Time Complexity: O(n^2), where n is the size of the grid. The nested loops iterate through each cell once.

Space Complexity: O(n^2) due to the 2D array f.

Approach 2: Optimized Dynamic Programming

This approach improves space complexity by using only a few variables to track the minimum and second minimum values from the previous row. This avoids the need for a large 2D array.

Algorithm:

1. Initialization: Initialize f and g (minimum and second minimum sums from the previous row), and fp (column index of f) to 0 and -1 respectively.

2. Iteration: Iterate through the grid row by row. For each row:

   • Initialize ff and gg (minimum and second minimum sums for the current row), and ffp (column index of ff) to infinity and -1 respectively.
   • Iterate through each cell in the row.

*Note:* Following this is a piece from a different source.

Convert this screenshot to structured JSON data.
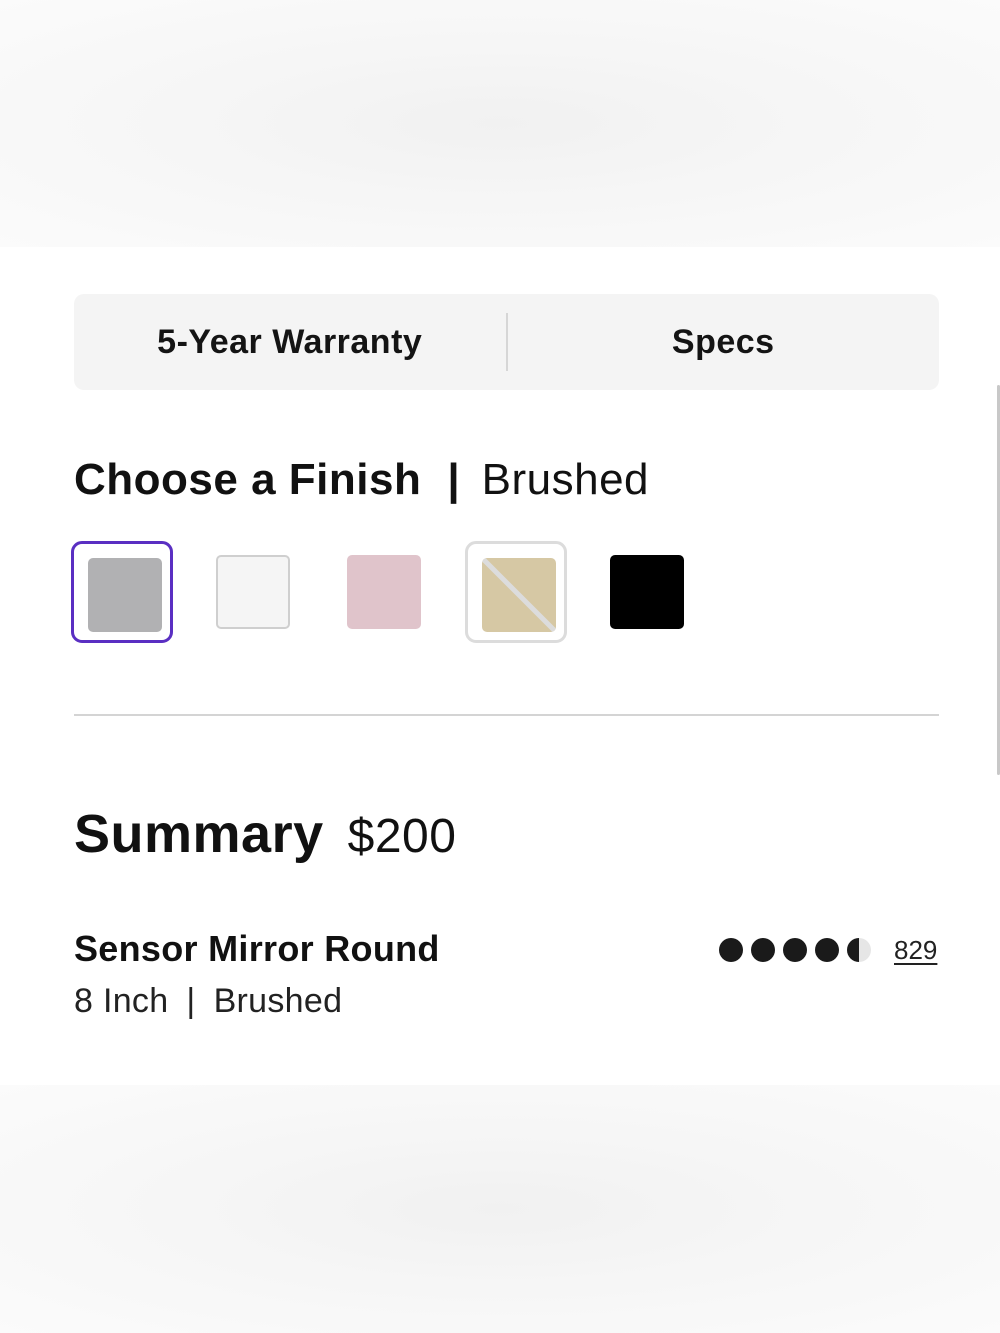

Calculate the sum s by adding the current cell's value to either f or g (depending on whether the current column is the same as fp).
   • Update ff, gg, and ffp to maintain the minimum and second minimum sums for the current row.

3. Result: After iterating through all rows, f will contain the minimum falling path sum.

Time Complexity: O(n^2), same as Approach 1.

Space Complexity: O(1). This approach only uses a constant number of variables, regardless of the input size.

Code Examples (Python and Java)

Approach 1 (Python):

class Solution:
    def minFallingPathSum(self, grid: List[List[int]]) -> int:
        n = len(grid)
        f = [[0] * n for _ in range(n + 1)]
        for i, row in enumerate(grid, 1):
            for j, v in enumerate(row):
                x = min((f[i - 1][k] for k in range(n) if k != j), default=0)
                f[i][j] = v + x
        return min(f[n])
 

Approach 2 (Java):

class Solution {
    public int minFallingPathSum(int[][] grid) {
        int f = 0, g = 0;
        int fp = -1;
        final int inf = 1 << 30; // Representing infinity
        for (int[] row : grid) {
            int ff = inf, gg = inf;
            int ffp = -1;
            for (int j = 0; j < row.length; ++j) {
                int s = (j != fp ? f : g) + row[j];
                if (s < ff) {
                    gg = ff;
                    ff = s;
                    ffp = j;
                } else if (s < gg) {
                    gg = s;
                }
            }
            f = ff;
            g = gg;
            fp = ffp;
        }
        return f;
    }
}

The other languages (C++, Go) would have similar implementations, following the same algorithmic approach. Approach 2 is generally preferred due to its better space complexity.